Kulkas merupakan salah satu barang elektronik yang sangat dibutuhkan dalam kehidupan manusia. Fungsinya adalah mendinginkan bahan makanan, buah, dan sayuran. Selama ini kita tahu bahwa kulkas memerlukan energi listrik untuk tetap menyala.

Namun dua orang siswi asal SMA Negeri 2 Sekayu, Sumatera Selatan, berhasil menciptakan sesuatu yang baru dan unik. Keduanya menciptakan kulkas tanpa listrik dan tanpa freon. Kulkas tersebut berhasil memukau hingga ke Amerika Serikat.

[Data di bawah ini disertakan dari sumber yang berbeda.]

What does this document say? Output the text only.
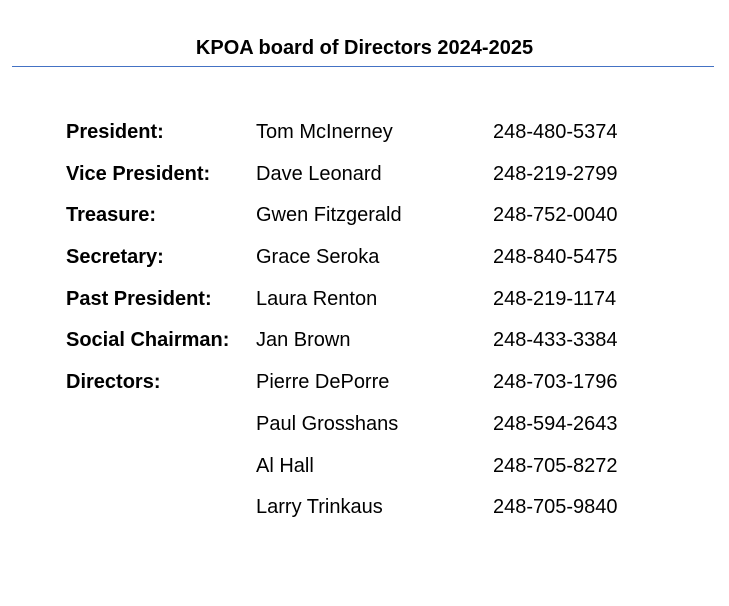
KPOA board of Directors 2024-2025
President:	Tom McInerney	248-480-5374
Vice President: Dave Leonard	248-219-2799
Treasure:	Gwen Fitzgerald	248-752-0040
Secretary:	Grace Seroka	248-840-5475
Past President: Laura Renton	248-219-1174
Social Chairman: Jan Brown	248-433-3384
Directors:	Pierre DePorre	248-703-1796
Paul Grosshans	248-594-2643
Al Hall	248-705-8272
Larry Trinkaus	248-705-9840
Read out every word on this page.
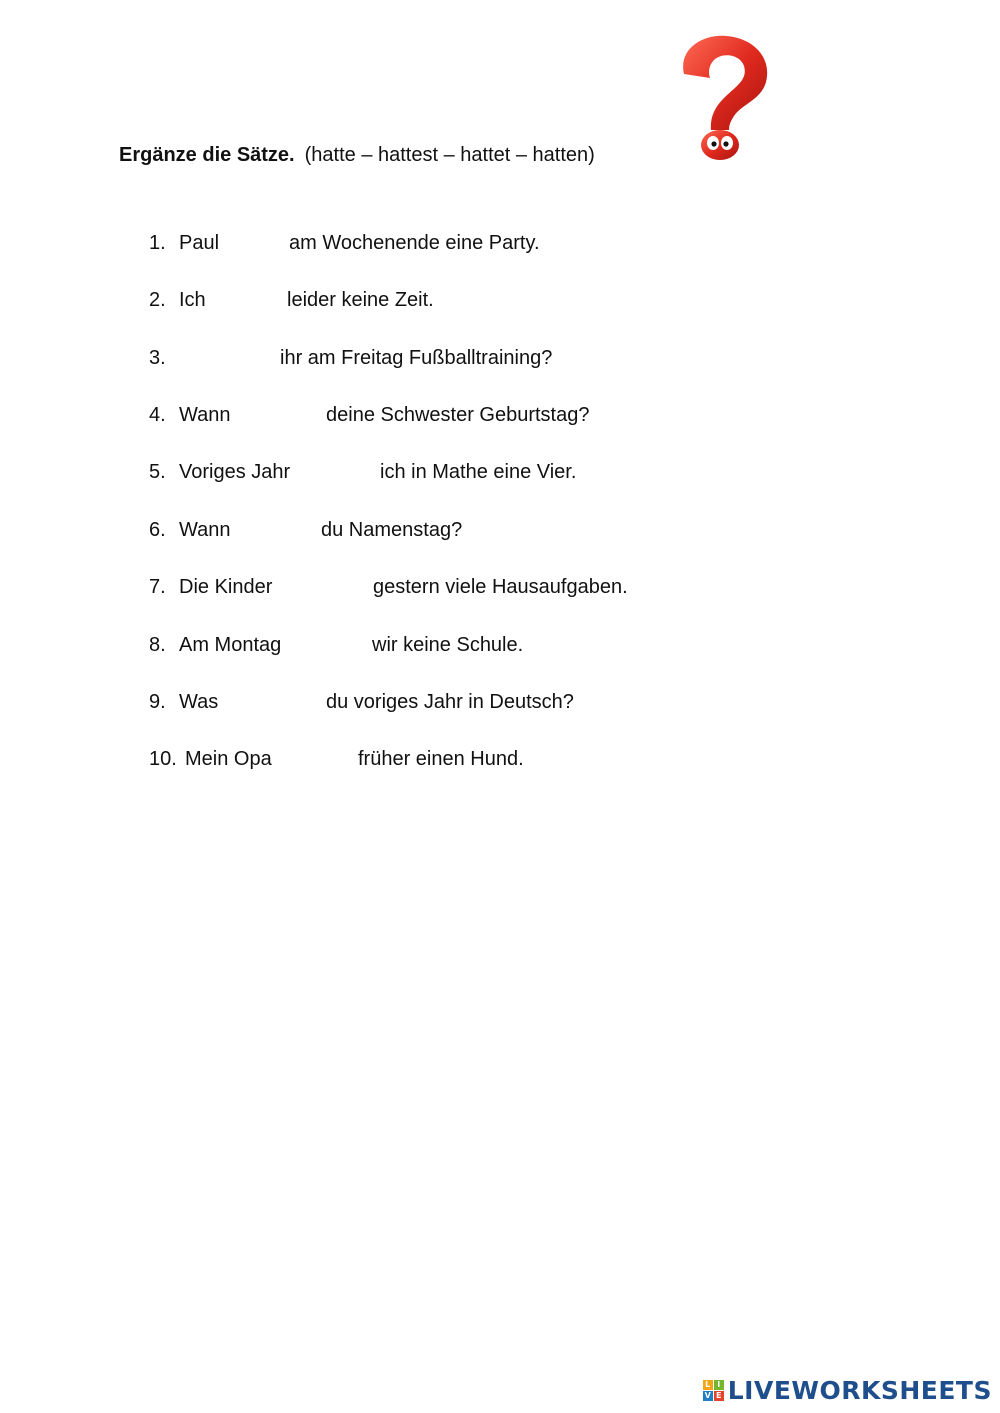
Ergänze die Sätze. (hatte – hattest – hattet – hatten)
1. Paul	am Wochenende eine Party.
2. Ich	leider keine Zeit.
3.	ihr am Freitag Fußballtraining?
4. Wann	deine Schwester Geburtstag?
5. Voriges Jahr	ich in Mathe eine Vier.
6. Wann	du Namenstag?
7. Die Kinder	gestern viele Hausaufgaben.
8. Am Montag	wir keine Schule.
9. Was	du voriges Jahr in Deutsch?
10. Mein Opa	früher einen Hund.
L I
V E LIVEWORKSHEETS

Dikutip dari kemdiknas (Senin, 29/12/2014), siswi berprestasi tersebut yakni Muhtaza Azziya Safiq (Moza) dan Anjani Rahma Putri (Jani) berhasil dua penghargaan sekaligus di ajang Intel International Science and Engineering Fair (Intel ISEF) 2014 di Los Angeles, Amerika Serikat.

Moza dan Jani
Moza dan Jani

Jani dan Moza meraih penghargaan dalam kategori Engineering, Materials, & Bioengineering dan The Development Focus berkat karya merea yang menakjubkan yang diberi nama Green Refrigant Box (kulkas tanpa listrik dan tanpa freon). Keduanya berhasil menemukan ide ini karena sebelumnya mengadakan kunjungan ke petani buah dan pasar tradisional yang ada di daerah asalnya.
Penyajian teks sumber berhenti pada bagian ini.